Broadly speaking, BIM is something of an umbrella term that relates to both the methods employed to design using digital modelling, and the way in which collective data, inherent with any construction project, is formatted and shared. Its purpose is to ensure that the whole life management of the facility, from its initial design all the way through to its eventual decommission or demolition, is made as efficient and cost effective as possible. In truth BIM is as much a road map as it is a design tool.
Working in line with BIM from the outset of a project, a 3D representation of the finished structure is created. This is so accurate it can be used to prove all aspects of construction and long term performance before so much as a shovel hits the ground. The virtual finished product is called a BIM model and is made up of all the components that will be used in its physical construction. If it’s a regular building, a school or office block for example, that will include all the usual things you’d expect like bricks, doors & windows, thermal insulation, steelwork, pipework, HVAC, plant & switch gear, sanitary ware, luminaires, controls, ceilings, furniture, floor coverings and even the paint on the walls – the list is almost endless. These individual items are called BIM objects and can be likened to the pieces of a jigsaw; of limited use on their own, but collectively and interactively a very powerful resource for all connected with a project to interrogate, manipulate and share.

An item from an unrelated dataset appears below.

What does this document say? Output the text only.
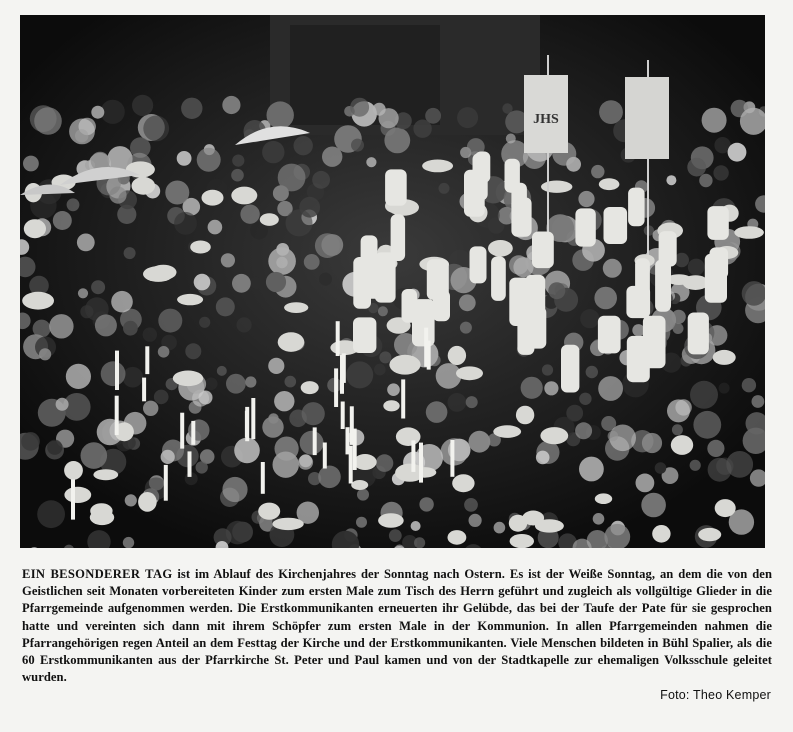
JHS

EIN BESONDERER TAG ist im Ablauf des Kirchenjahres der Sonntag nach Ostern. Es ist der Weiße Sonntag, an dem die von den Geistlichen seit Monaten vorbereiteten Kinder zum ersten Male zum Tisch des Herrn geführt und zugleich als vollgültige Glieder in die Pfarrgemeinde aufgenommen werden. Die Erstkommunikanten erneuerten ihr Gelübde, das bei der Taufe der Pate für sie gesprochen hatte und vereinten sich dann mit ihrem Schöpfer zum ersten Male in der Kommunion. In allen Pfarrgemeinden nahmen die Pfarrangehörigen regen Anteil an dem Festtag der Kirche und der Erstkommunikanten. Viele Menschen bildeten in Bühl Spalier, als die 60 Erstkommunikanten aus der Pfarrkirche St. Peter und Paul kamen und von der Stadtkapelle zur ehemaligen Volksschule geleitet wurden.

Foto: Theo Kemper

Each BIM object is a multifaceted bundle of data comprising 2D and 3D representations of the product, dimensional information including any additional clearances that may be required during install or to operate safely and correctly, performance & technical data and the manufacturer’s details. Some of this information is delivered in CAD form, Revit being adopted in the UK as the platform of choice, with additional supporting documentation utilising PDF and Excel formats as required. This standardisation of product information across the board means that architects, building consultants, main contractors, sub-contractors, end users, clients etc. are all working with the same information, laid out in exactly the same way and using the same software. The result, in theory at least, being unrestricted collaboration between all disciplines and a joined up decision making process that’s more informed than ever before.